Roman stand auf, nahm ihn auf den Arm und setzte sich wieder zu Hailey auf den Boden. „Also fangen wir an zu bauen.“

Riley hatte sich an einem Stuhl hochgezogen und machte ein paar wacklige Schritte. Gleich darauf saß er wieder auf dem Boden. Auf Händen und Knien krabbelte er zu Roman hinüber und drängte sich auf Romans Schoß zu Theo. Der ließ ein glucksendes Lachen hören.

Hailey fand den Anblick rührend. Und sexy. Der Mann war einfach zu sexy. Und sie war nur zu bereit für eine Affäre mit ihm.

Bis vor Kurzem hatte sie kein Verlangen danach verspürt.

Doch nun war Roman aufgetaucht, ein Mann wie aus dem Bilderbuch. Er hatte verlangt, dass sie zuerst heirateten.

Aber das war Spaß. Oder?

Es war nach sieben Uhr abends, als sie das Haus auf dem Rhinehart Hill verließen. Theo schlief ein, sobald Roman ihn im Kindersitz angeschnallt hatte.

Während Roman hinter dem Lenkrad saß, schaute er zu Hailey hinüber. „Komm mit zu mir, nur für ein, zwei Stunden. Ma nimmt Theo. Wir können etwas Zeit für uns haben.“

„Einverstanden“, sagte sie ohne zu zögern.

Sasha saß auf der Couch im Wohnzimmer und schaute einen Film auf dem Großbildschirm, der über dem Kamin hing.
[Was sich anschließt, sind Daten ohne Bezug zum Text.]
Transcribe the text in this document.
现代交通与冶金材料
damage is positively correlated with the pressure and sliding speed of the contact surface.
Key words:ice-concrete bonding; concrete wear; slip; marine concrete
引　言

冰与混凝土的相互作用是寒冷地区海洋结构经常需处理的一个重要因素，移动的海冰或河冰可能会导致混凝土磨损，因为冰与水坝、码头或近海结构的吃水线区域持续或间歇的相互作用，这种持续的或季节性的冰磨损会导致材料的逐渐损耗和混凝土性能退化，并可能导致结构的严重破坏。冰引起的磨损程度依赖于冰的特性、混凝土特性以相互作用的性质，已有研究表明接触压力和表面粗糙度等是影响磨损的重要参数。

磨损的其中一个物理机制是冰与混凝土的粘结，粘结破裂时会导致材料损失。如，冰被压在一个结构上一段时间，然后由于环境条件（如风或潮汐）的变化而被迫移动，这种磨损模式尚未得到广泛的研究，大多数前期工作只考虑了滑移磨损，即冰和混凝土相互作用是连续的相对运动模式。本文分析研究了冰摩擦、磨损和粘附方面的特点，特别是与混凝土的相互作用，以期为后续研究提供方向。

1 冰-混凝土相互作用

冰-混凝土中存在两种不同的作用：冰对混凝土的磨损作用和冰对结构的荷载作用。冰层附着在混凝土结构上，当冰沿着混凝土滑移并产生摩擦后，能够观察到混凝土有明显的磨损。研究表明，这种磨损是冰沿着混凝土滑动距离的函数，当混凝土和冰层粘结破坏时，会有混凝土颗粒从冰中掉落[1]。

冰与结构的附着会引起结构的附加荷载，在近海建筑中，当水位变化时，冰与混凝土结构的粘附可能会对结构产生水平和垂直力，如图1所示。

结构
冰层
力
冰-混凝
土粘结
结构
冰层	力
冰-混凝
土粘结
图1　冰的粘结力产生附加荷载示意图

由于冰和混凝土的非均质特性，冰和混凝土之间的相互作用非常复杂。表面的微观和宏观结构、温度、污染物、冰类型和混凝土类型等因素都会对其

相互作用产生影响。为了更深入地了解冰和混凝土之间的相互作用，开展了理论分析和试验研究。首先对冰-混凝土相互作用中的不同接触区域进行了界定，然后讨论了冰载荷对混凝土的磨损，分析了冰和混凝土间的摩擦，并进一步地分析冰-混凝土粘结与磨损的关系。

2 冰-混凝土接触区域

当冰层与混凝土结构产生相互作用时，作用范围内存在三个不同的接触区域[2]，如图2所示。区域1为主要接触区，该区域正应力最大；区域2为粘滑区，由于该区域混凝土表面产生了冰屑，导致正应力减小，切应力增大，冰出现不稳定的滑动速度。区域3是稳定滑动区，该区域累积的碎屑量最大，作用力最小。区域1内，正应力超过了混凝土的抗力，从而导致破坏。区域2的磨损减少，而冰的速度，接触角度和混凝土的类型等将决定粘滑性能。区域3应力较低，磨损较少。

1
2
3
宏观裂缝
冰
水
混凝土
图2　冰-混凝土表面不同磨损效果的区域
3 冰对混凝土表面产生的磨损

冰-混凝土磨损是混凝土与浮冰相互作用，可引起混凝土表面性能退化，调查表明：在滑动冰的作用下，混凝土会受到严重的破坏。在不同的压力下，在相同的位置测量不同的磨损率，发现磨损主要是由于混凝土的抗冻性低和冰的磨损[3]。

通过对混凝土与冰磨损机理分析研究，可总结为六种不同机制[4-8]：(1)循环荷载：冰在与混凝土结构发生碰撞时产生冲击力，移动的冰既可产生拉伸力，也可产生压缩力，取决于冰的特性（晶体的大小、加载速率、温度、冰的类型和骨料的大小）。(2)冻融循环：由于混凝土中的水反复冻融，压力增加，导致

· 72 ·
Sie blickte auf, als sie hereinkamen, und lächelte. „Hailey.“ Sasha schaltete den Fernseher aus und stand auf. „Wie geht es dir?“

„Gut, danke. Du hättest den Film ruhig weitergucken können.“

„Ich sehe mir den Rest in meinem Zimmer an, nachdem ich meinen Engel ins Bett gebracht habe.“ Sasha nahm Roman den gähnenden Theo vom Arm. „Ich habe deine Schwester angerufen und den Auftrag bekommen, Malerzubehör zu besorgen.“

„Danke.“

„Ich helfe gern.“ Sasha drückte Theo einen Kuss auf die Wange. „Roman, schenk Hailey ein Glas Wein ein.“

Roman warf ihr einen nachsichtigen Blick zu. „Gute Nacht, Ma.“ Er wartete, bis sie den oberen Stock erreicht hatte, ehe er murmelte: „Erwachsene Männer sollten wahrscheinlich nicht ihre Mütter bei sich einziehen lassen.“

„Das finde ich nicht. Du brauchst jemanden, der dich daran erinnert, dass du kein Alleinherrscher bist.“ Sie ließ ihm kurz Zeit für eine Erwiderung. Zu ihrer Überraschung kam keine. „Außerdem wirkt Theo wie ein zufriedenes Kind. Das ist sicher zumindest teilweise Sashas Verdienst.“

„Stimmt – mehr als teilweise“, gab er zu und führte sie in die Küche.

Sie blieb bei der Kücheninsel stehen und sah sich bewundernd in dem offenen Raum um. Schränke aus dunklem Holz, eine wunderbare Arbeitsplatte aus Granit. Schiebetüren gaben den Weg frei auf eine große Veranda. „Diese Küche ist genauso überwältigend wie das übrige Haus.“

Er musterte sie mit einem liebevollen Blick. „Wein?“

„Ja, danke.“

„Es ist mild draußen und nicht so windig. Wir können auf die Veranda gehen.“ Er drückte auf einen Schalter. Dekoratives Licht erstrahlte am Geländer.